To the west lies a vast, uncharted world, inhabited only by the legends of the immortal and powerful Hill People, who live at one with the earth and its elements. Liv Alverhyusen, a doctor of the new science of psychology, travels to the edge of the made world to a spiritually protected mental institution in order to study the minds of those broken by the Gun and the Line. In its rooms lies an old general of the Red Republic, a man whose shattered mind just may hold the secret to stopping the Gun and the Line. And either side will do anything to understand how.

I loved Tim Akers’ Heart of Veridon, so when I saw that he has a new book, I was a goner.

Eva Forge is the last paladin of a dead God. Morgan, God of battle and champion of the Fraterdom, was assassinated by his jealous brother, Amon. Over time, the Cult of Morgan has been surpassed by other gods, his blessings ignored in favor of brighter technologies and more mechanical miracles. Eva was the last child dedicated to the Cult of Morgan, forsaken by her parents and forgotten by her family. Now she watches as her new family, her Cult, crumbles all around her.

When a series of kidnappings and murders makes it clear that someone is trying to hasten the death of the Cult of Morgan, Eva must seek out unexpected allies and unwelcome answers in the city of Ash. But will she be able to save the city from a growing conspiracy, one that reaches back to her childhood, even back to the murder of her god?

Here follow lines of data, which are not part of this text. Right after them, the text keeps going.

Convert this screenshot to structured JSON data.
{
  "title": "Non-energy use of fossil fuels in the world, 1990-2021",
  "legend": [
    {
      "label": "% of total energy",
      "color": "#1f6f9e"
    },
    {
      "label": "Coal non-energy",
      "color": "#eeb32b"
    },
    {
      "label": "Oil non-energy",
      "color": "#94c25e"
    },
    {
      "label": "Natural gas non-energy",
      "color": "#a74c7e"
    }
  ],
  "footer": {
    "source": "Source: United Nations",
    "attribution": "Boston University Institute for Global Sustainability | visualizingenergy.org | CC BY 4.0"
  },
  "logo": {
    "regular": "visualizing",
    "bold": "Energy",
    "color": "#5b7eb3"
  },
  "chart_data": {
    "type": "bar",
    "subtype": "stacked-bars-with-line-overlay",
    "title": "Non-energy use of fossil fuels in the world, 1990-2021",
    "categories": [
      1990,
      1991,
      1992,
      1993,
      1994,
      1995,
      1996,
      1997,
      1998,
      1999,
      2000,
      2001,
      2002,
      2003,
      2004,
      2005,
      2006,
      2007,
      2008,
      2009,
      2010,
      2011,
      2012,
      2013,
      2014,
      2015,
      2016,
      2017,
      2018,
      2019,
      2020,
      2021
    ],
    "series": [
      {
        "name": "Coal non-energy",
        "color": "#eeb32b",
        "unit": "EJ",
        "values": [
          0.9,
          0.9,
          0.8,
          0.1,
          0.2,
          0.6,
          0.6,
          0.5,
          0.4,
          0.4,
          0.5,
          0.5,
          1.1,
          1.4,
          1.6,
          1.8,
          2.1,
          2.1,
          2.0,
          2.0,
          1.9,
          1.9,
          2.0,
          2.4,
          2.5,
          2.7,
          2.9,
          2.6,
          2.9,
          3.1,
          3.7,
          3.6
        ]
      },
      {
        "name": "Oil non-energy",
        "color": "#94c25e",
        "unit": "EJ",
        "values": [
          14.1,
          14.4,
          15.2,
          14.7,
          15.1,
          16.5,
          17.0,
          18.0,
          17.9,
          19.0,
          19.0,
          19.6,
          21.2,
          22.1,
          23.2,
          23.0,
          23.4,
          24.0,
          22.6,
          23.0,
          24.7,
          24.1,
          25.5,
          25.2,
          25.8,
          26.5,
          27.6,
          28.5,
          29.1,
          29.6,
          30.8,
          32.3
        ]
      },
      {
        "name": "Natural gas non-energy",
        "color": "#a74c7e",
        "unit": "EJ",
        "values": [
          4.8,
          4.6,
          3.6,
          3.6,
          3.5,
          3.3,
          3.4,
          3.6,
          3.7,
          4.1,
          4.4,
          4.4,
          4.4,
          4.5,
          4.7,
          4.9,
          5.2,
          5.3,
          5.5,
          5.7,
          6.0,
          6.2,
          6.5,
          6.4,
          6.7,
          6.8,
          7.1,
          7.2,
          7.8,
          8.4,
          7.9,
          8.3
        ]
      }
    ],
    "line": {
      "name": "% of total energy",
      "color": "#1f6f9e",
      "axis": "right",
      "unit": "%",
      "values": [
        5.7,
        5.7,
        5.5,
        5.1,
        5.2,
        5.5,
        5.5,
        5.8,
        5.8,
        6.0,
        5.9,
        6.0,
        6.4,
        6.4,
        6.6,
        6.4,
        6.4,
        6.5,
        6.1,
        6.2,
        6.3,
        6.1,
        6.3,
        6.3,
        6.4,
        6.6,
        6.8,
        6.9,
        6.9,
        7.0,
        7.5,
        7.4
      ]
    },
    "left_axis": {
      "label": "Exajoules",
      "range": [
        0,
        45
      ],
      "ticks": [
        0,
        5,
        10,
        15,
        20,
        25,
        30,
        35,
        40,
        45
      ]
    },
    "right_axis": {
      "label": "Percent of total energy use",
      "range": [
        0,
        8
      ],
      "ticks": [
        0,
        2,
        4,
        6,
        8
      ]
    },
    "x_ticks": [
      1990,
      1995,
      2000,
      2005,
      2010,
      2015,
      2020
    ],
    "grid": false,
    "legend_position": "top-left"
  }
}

And that’s it from us! What books do you have on your radar?

7 Comments

  • Kristen
    May 15, 2010 at 6:47 am

    The Half-Made World was on my list to get at BEA, too. 🙂 It sounds good and I’ve heard some good things about another book by the author.

  • Carolyn Crane (CJ)
    May 15, 2010 at 7:19 am

    Wow! Look at all these books I haven’t even heard about! Where do you find them. I love Fat Vampire. Oh, oh, what a great idea.

  • danielle
    May 15, 2010 at 9:24 am

    your killing me, ladies.

  • xy_zero
    May 15, 2010 at 12:49 pm

    Wow, that Darnton book sounds interesting; I think I’ll have to get that.

  • Amanda
    May 15, 2010 at 4:39 pm

    Yet again, I come here and add more books to my TBR list. I think I’ll DIE before I ever get to the end of that list!

  • Thea
    May 15, 2010 at 5:04 pm

    Kristen – *highfives* The Half-Made World is on the top of my list for books I must get on Wednesday morning at BEA. Cannot wait!

    CJ – Fat Vampire sounds…delectable, doesn’t it? I love the cover too!

    Danielle – Mmmmmwahahahahahahahahaha! (Somehow, my evil laugh doesn’t look as menacing when it’s typed out) 😈

    xy_zero – Hope you enjoy it!

    Amanda – You, me and Ana, dude. The TBR…I don’t think it ever CAN be vanquished. It’s like the hydra – you lop off one book and two more take its place.